Tatjana Pokorny
· 21.10.2025
Lennart Burke und Melwin Fink kämpfen sich auf der zweiten Globe40-Etappe beim 42. Breitengrad in zunehmenden Winden voran. Über Nacht konnte sie ihren Rückstand auf die beiden Top-Boote verkürzen. Sie nähern sich der ersten Kap-Passage der Weltumseglung, während von hinten ein Tief heranrauscht. Am Flottenende sorgte die Sichtung eines Buckelwals für Glücksgefühle.

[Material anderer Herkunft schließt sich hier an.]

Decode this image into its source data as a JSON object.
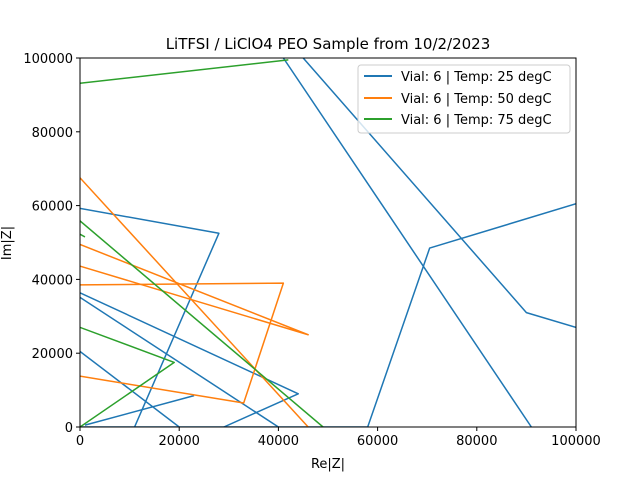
{
  "chart_data": {
    "type": "line",
    "title": "LiTFSI / LiClO4 PEO Sample from 10/2/2023",
    "xlabel": "Re|Z|",
    "ylabel": "Im|Z|",
    "xlim": [
      0,
      100000
    ],
    "ylim": [
      0,
      100000
    ],
    "x_ticks": [
      0,
      20000,
      40000,
      60000,
      80000,
      100000
    ],
    "y_ticks": [
      0,
      20000,
      40000,
      60000,
      80000,
      100000
    ],
    "x_tick_labels": [
      "0",
      "20000",
      "40000",
      "60000",
      "80000",
      "100000"
    ],
    "y_tick_labels": [
      "0",
      "20000",
      "40000",
      "60000",
      "80000",
      "100000"
    ],
    "grid": false,
    "legend_position": "top-right",
    "series": [
      {
        "name": "Vial: 6 | Temp: 25 degC",
        "color": "#1f77b4",
        "points": [
          [
            100000,
            60500
          ],
          [
            70500,
            48500
          ],
          [
            58000,
            0
          ],
          [
            -2000,
            0
          ]
        ]
      },
      {
        "name": "Vial: 6 | Temp: 25 degC",
        "color": "#1f77b4",
        "points": [
          [
            100000,
            27000
          ],
          [
            90000,
            31000
          ],
          [
            45000,
            100000
          ]
        ]
      },
      {
        "name": "Vial: 6 | Temp: 25 degC",
        "color": "#1f77b4",
        "points": [
          [
            -1000,
            59500
          ],
          [
            28000,
            52500
          ],
          [
            11000,
            0
          ]
        ]
      },
      {
        "name": "Vial: 6 | Temp: 25 degC",
        "color": "#1f77b4",
        "points": [
          [
            -1000,
            37000
          ],
          [
            44000,
            9000
          ],
          [
            29000,
            0
          ]
        ]
      },
      {
        "name": "Vial: 6 | Temp: 25 degC",
        "color": "#1f77b4",
        "points": [
          [
            -1000,
            36000
          ],
          [
            40000,
            0
          ]
        ]
      },
      {
        "name": "Vial: 6 | Temp: 25 degC",
        "color": "#1f77b4",
        "points": [
          [
            -1000,
            21500
          ],
          [
            20000,
            0
          ]
        ]
      },
      {
        "name": "Vial: 6 | Temp: 25 degC",
        "color": "#1f77b4",
        "points": [
          [
            1000,
            500
          ],
          [
            23000,
            8500
          ]
        ]
      },
      {
        "name": "Vial: 6 | Temp: 25 degC",
        "color": "#1f77b4",
        "points": [
          [
            41000,
            100000
          ],
          [
            91000,
            0
          ]
        ]
      },
      {
        "name": "Vial: 6 | Temp: 50 degC",
        "color": "#ff7f0e",
        "points": [
          [
            -1000,
            69000
          ],
          [
            46000,
            0
          ]
        ]
      },
      {
        "name": "Vial: 6 | Temp: 50 degC",
        "color": "#ff7f0e",
        "points": [
          [
            -1000,
            50000
          ],
          [
            46000,
            25000
          ],
          [
            -1000,
            44000
          ]
        ]
      },
      {
        "name": "Vial: 6 | Temp: 50 degC",
        "color": "#ff7f0e",
        "points": [
          [
            -1000,
            38500
          ],
          [
            41000,
            39000
          ],
          [
            33000,
            6500
          ],
          [
            -1000,
            14000
          ]
        ]
      },
      {
        "name": "Vial: 6 | Temp: 75 degC",
        "color": "#2ca02c",
        "points": [
          [
            -1000,
            93000
          ],
          [
            42000,
            99500
          ]
        ]
      },
      {
        "name": "Vial: 6 | Temp: 75 degC",
        "color": "#2ca02c",
        "points": [
          [
            -1000,
            57000
          ],
          [
            49000,
            0
          ]
        ]
      },
      {
        "name": "Vial: 6 | Temp: 75 degC",
        "color": "#2ca02c",
        "points": [
          [
            -1000,
            27500
          ],
          [
            19000,
            17500
          ],
          [
            0,
            0
          ]
        ]
      },
      {
        "name": "Vial: 6 | Temp: 75 degC",
        "color": "#2ca02c",
        "points": [
          [
            -1000,
            53000
          ],
          [
            1000,
            51500
          ]
        ]
      }
    ],
    "legend": [
      {
        "label": "Vial: 6 | Temp: 25 degC",
        "color": "#1f77b4"
      },
      {
        "label": "Vial: 6 | Temp: 50 degC",
        "color": "#ff7f0e"
      },
      {
        "label": "Vial: 6 | Temp: 75 degC",
        "color": "#2ca02c"
      }
    ]
  }
}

Knapp 600 Seemeilen war der Längengrad vom Kap der Guten Hoffnung am Morgen des 21. Oktober für Lennart Burke und Melwin Fink noch entfernt. 640 Seemeilen waren es auf dieser zweiten Etappe der Weltumseglung Globe40 noch bis zum Kap Agulhas und damit bis zum Eintritt in den Indischen Ozean. Dicht an der Kursgrenze beim 42. Breitengrad, kamen Burke und Fink am Dienstagmorgen in 22, 23 Knoten Wind mit 17 bis 20 Knoten Bootsgeschwindigkeit voran.
Die Kulisse im Südmeer hält für die jüngste Crew im Globe40, was sie verspricht. In seit Tagen stark heulenden Winden hat sich das Duo aus Hamburg gut auf das herannahende Tief vorbereitet. In dem kommenden 30 Stunden ist mit noch einmal deutlich zunehmenden Winden zu rechnen.
„Hinter uns hat sich ein bisschen was zusammengebraut, aber wir sollten eigentlich im Norden vom Schlimmsten verschont bleiben.“ Melwin Fink
Das aus dem Westen heranrauschende Tief wird die Crew nach eigener Einschätzung nicht mit voller Wucht treffen. „Wir sollten eigentlich nie mehr als 35 Knoten bekommen. Morgen Nacht soll das Schlimmste kommen, bis 35 Knoten. Das schränkt uns jetzt erst einmal nicht weiter ein“, sagte Melwin Fink am Dienstagmorgen.
470 Seemeilen vor Burke und Fink sind an der Spitze der Flotte Benoït Hantzperg und Renaud Dehareng vom Team Belgium Ocean Racing – Curium der Passage des Kaps der Guten Hoffnung schon ganz nah. Das Duo verteigte am 19. Renntag der zweiten Globe40-Etappe eine 40-Seemeilen-Führung im Duell mit Ian Lipinski und Amélie Grassi auf „Crédit Mutuel“. Beide Boote bewegten sich bereits weg von der 42-Grad-Kursbegrenzung nach Norden, bereiten sich aufs Eintauchen in den Indischen Ozean und den letzten Abschnitt zum Etappenziel La Réunion vor.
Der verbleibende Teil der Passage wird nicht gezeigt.